God's love rests upon all His own alike because they are all alike linked with Christ by one Spirit; all possessors of the same eternal life with and in Him; all alike washed from their sins by His blood.

But there is a vast difference in the pleasure which God may find in the different individuals of His people. "Greatly beloved " is not His message to many of them. It was to Daniel who, from his youth, had set his heart to please God. He had realized that the heart must be right if the issues of life were to be right. He had sought that diligently, through self-denial, and had found it.

Moses was another. He had discarded all personal advantage and ease, and, entering into God's heart about His people, had cast his lot with them. Viewing them with God's eye, in the light of God's purpose toward them at the end, he suffered at their very hands all manner of opposition and reproach, and fulfilled his service. He had a single eye, and the issues of life manifested it. Therefore "the Lord spake unto Moses face to face, as a man speaketh unto his friend."

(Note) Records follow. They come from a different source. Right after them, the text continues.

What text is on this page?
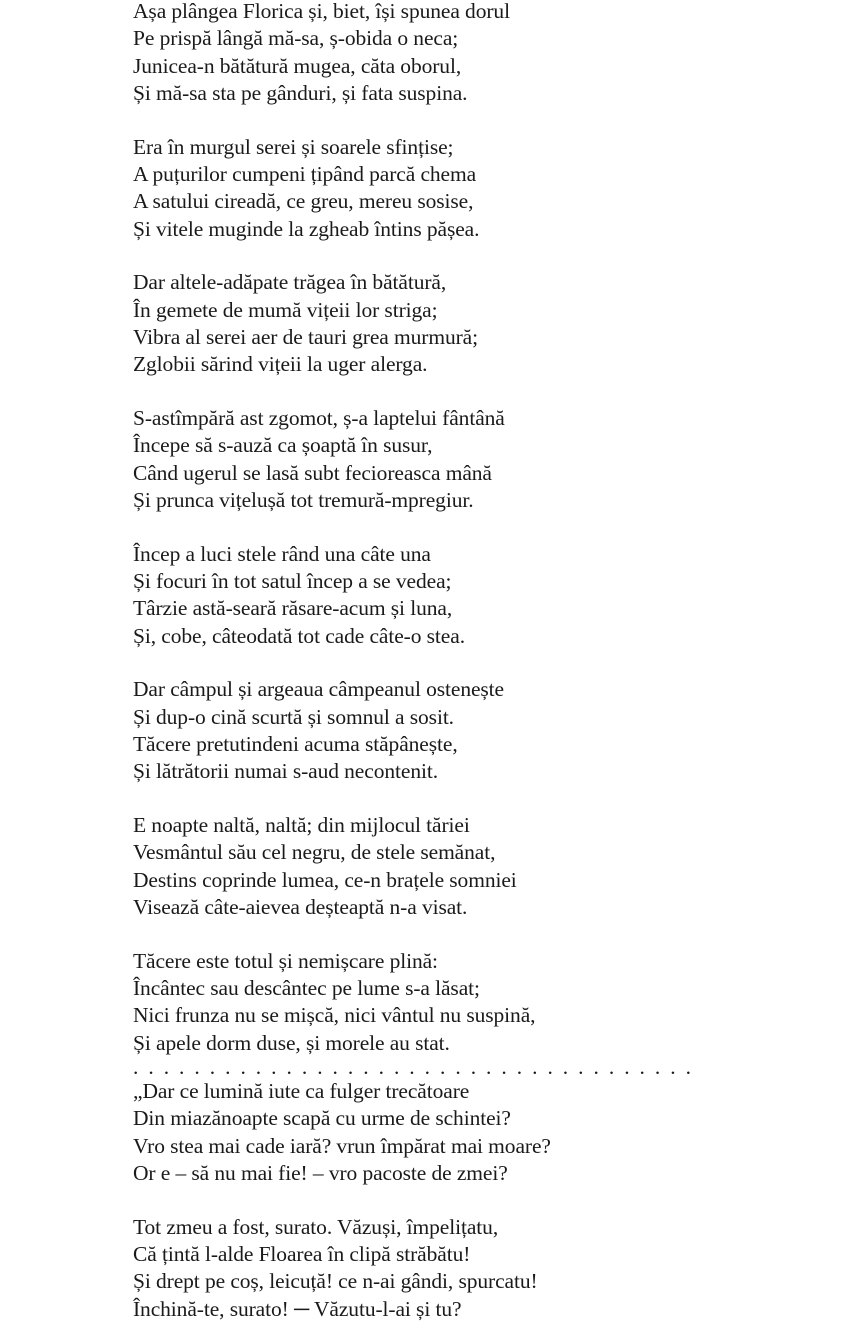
Așa plângea Florica și, biet, își spunea dorul
Pe prispă lângă mă-sa, ș-obida o neca;
Junicea-n bătătură mugea, căta oborul,
Și mă-sa sta pe gânduri, și fata suspina.
Era în murgul serei și soarele sfințise;
A puțurilor cumpeni țipând parcă chema
A satului cireadă, ce greu, mereu sosise,
Și vitele muginde la zgheab întins pășea.
Dar altele-adăpate trăgea în bătătură,
În gemete de mumă vițeii lor striga;
Vibra al serei aer de tauri grea murmură;
Zglobii sărind vițeii la uger alerga.
S-astîmpără ast zgomot, ș-a laptelui fântână
Începe să s-auză ca șoaptă în susur,
Când ugerul se lasă subt fecioreasca mână
Și prunca vițelușă tot tremură-mpregiur.
Încep a luci stele rând una câte una
Și focuri în tot satul încep a se vedea;
Târzie astă-seară răsare-acum și luna,
Și, cobe, câteodată tot cade câte-o stea.
Dar câmpul și argeaua câmpeanul ostenește
Și dup-o cină scurtă și somnul a sosit.
Tăcere pretutindeni acuma stăpânește,
Și lătrătorii numai s-aud necontenit.
E noapte naltă, naltă; din mijlocul tăriei
Vesmântul său cel negru, de stele semănat,
Destins coprinde lumea, ce-n brațele somniei
Visează câte-aievea deșteaptă n-a visat.
Tăcere este totul și nemișcare plină:
Încântec sau descântec pe lume s-a lăsat;
Nici frunza nu se mișcă, nici vântul nu suspină,
Și apele dorm duse, și morele au stat.
. . . . . . . . . . . . . . . . . . . . . . . . . . . . . . . . . . . . .
„Dar ce lumină iute ca fulger trecătoare
Din miazănoapte scapă cu urme de schintei?
Vro stea mai cade iară? vrun împărat mai moare?
Or e – să nu mai fie! – vro pacoste de zmei?
Tot zmeu a fost, surato. Văzuși, împelițatu,
Că țintă l-alde Floarea în clipă străbătu!
Și drept pe coș, leicuță! ce n-ai gândi, spurcatu!
Închină-te, surato! ─ Văzutu-l-ai și tu?
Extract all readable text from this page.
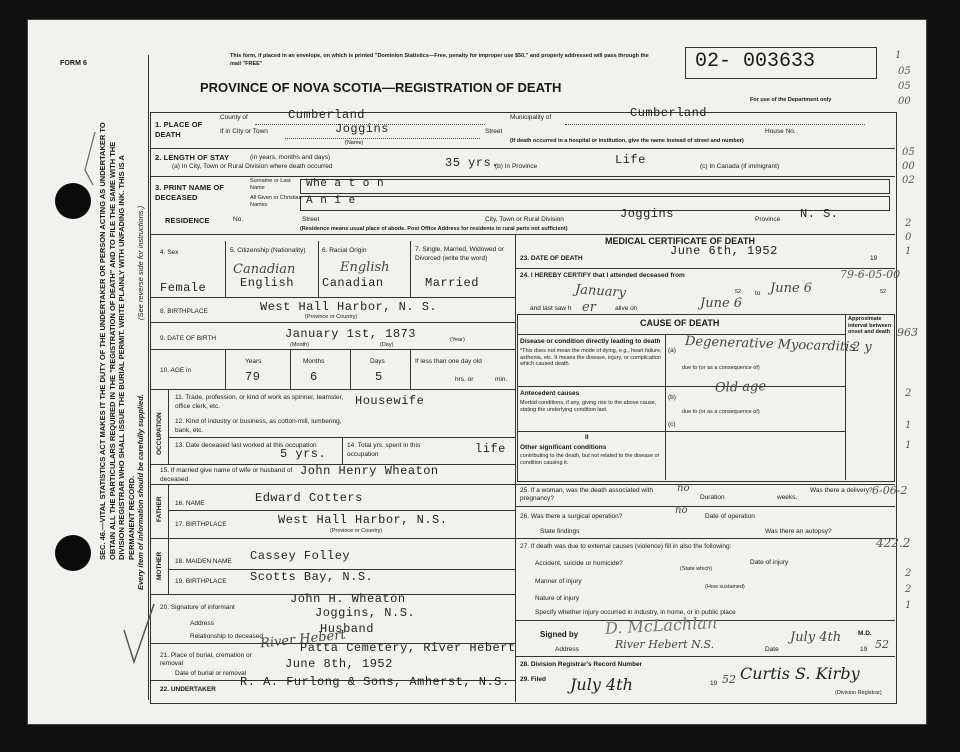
FORM 6
This form, if placed in an envelope, on which is printed "Dominion Statistics—Free, penalty for improper use $50," and properly addressed will pass through the mail "FREE"
PROVINCE OF NOVA SCOTIA—REGISTRATION OF DEATH
02- 003633
For use of the Department only
SEC. 46.—VITAL STATISTICS ACT MAKES IT THE DUTY OF THE UNDERTAKER OR PERSON ACTING AS UNDERTAKER TO OBTAIN ALL THE PARTICULARS REQUIRED IN THE "REGISTRATION OF DEATH" AND TO FILE THE SAME WITH THE DIVISION REGISTRAR WHO SHALL ISSUE THE BURIAL PERMIT. WRITE PLAINLY WITH UNFADING INK. THIS IS A PERMANENT RECORD. Every item of information should be carefully supplied.
(See reverse side for instructions.)
1. PLACE OF DEATH
County of	Cumberland	Municipality of	Cumberland
If in City or Town	Joggins
(Name)
Street	House No.
(If death occurred in a hospital or institution, give the name instead of street and number)
2. LENGTH OF STAY	(in years, months and days)
(a) In City, Town or Rural Division where death occurred	35 yrs.
(b) In Province	Life	(c) In Canada (if immigrant)
3. PRINT NAME OF DECEASED
Surname or Last Name	Whe a t o n
All Given or Christian Names	A n i e
RESIDENCE	No.	Street	City, Town or Rural Division	Joggins	Province N. S.
(Residence means usual place of abode. Post Office Address for residents in rural parts not sufficient)
4. Sex
Female
5. Citizenship (Nationality)
Canadian
English
6. Racial Origin
English
Canadian
7. Single, Married, Widowed or Divorced (write the word)
Married
8. BIRTHPLACE	West Hall Harbor, N. S.
(Province or Country)
9. DATE OF BIRTH	January 1st, 1873
(Month)	(Day)
(Year)
10. AGE in
Years
79
Months
6
Days
5
If less than one day old
hrs. or	min.
OCCUPATION
11. Trade, profession, or kind of work as spinner, teamster, office clerk, etc.	Housewife
12. Kind of industry or business, as cotton-mill, lumbering, bank, etc.
13. Date deceased last worked at this occupation
5 yrs.
14. Total yrs. spent in this occupation	life
15. If married give name of wife or husband of deceased
John Henry Wheaton
FATHER
MOTHER
16. NAME	Edward Cotters
17. BIRTHPLACE	West Hall Harbor, N.S.
(Province or Country)
18. MAIDEN NAME Cassey Folley
19. BIRTHPLACE Scotts Bay, N.S.
20. Signature of informant
John H. Wheaton
Address
Joggins, N.S.
Relationship to deceased
Husband
21. Place of burial, cremation or removal
Patta Cemetery, River Hebert
River Hebert
Date of burial or removal
June 8th, 1952
22. UNDERTAKER
R. A. Furlong & Sons, Amherst, N.S.
MEDICAL CERTIFICATE OF DEATH
23. DATE OF DEATH
June 6th, 1952
19
24. I HEREBY CERTIFY that I attended deceased from
January	52 to June 6	52
and last saw h er	alive on	June 6
CAUSE OF DEATH	Approximate interval between onset and death
Disease or condition directly leading to death
*This does not mean the mode of dying, e.g., heart failure, asthenia, etc. It means the disease, injury, or complication which caused death.
(a) Degenerative Myocarditis
2 y
due to (or as a consequence of)
Antecedent causes
Morbid conditions, if any, giving rise to the above cause, stating the underlying condition last.
(b)
Old age
due to (or as a consequence of)
(c)
II
Other significant conditions
contributing to the death, but not related to the disease or condition causing it.
25. If a woman, was the death associated with pregnancy?
no
Duration	weeks.
Was there a delivery?
26. Was there a surgical operation?
no
Date of operation
State findings	Was there an autopsy?
27. If death was due to external causes (violence) fill in also the following:
Accident, suicide or homicide?
(State which)
Date of injury
Manner of injury
(How sustained)
Nature of injury
Specify whether injury occurred in industry, in home, or in public place
Signed by D. McLachlan	M.D.
Address	River Hebert N.S.	Date
July 4th
19 52
28. Division Registrar's Record Number
29. Filed July 4th	19 52 Curtis S. Kirby
(Division Registrar)
1
05
05
00
05
00
02
2
0
1
79-6-05-00
963
2
1
1
6-06-2
422.2
2
2
1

The apostle Paul was another. He had sincerely believed Jesus to be an impostor, and he had accordingly pursued to the death His followers. But now all is changed. He knows who and what Jesus is, and he is at His feet. No reserve, no division of interests. Christ for that heart and that heart for Christ, henceforth Christ may do with him as He likes. The heart is right, and the issues of life, long and arduous as it may be, prove it. He will be honored therefore with marks of special favor, and the highest of all dispensations committed to him.

How God encourages us in these and many other instances of men like ourselves, to keep our heart with all diligence, knowing that out of it are the issues of life.

The circumstances of one life are never repeated in another. What God has committed to one is not I the same in another, even in the same dispensation. This frees God's men from being mere imitators of each other, save in the devotedness and moral qualities seen in the former ones. Mere imitation is but fanaticism. It is the heart God wants. '' My son give Me thy heart." When He has that, the defects in His servant will be overcome; the weakness of the vessel will but serve God's strength; in the anxiety to please the Lord in everything, the knowledge of His mind will be acquired in such a fashion as to give understanding to the simple, power to the weak, and wisdom to the foolish.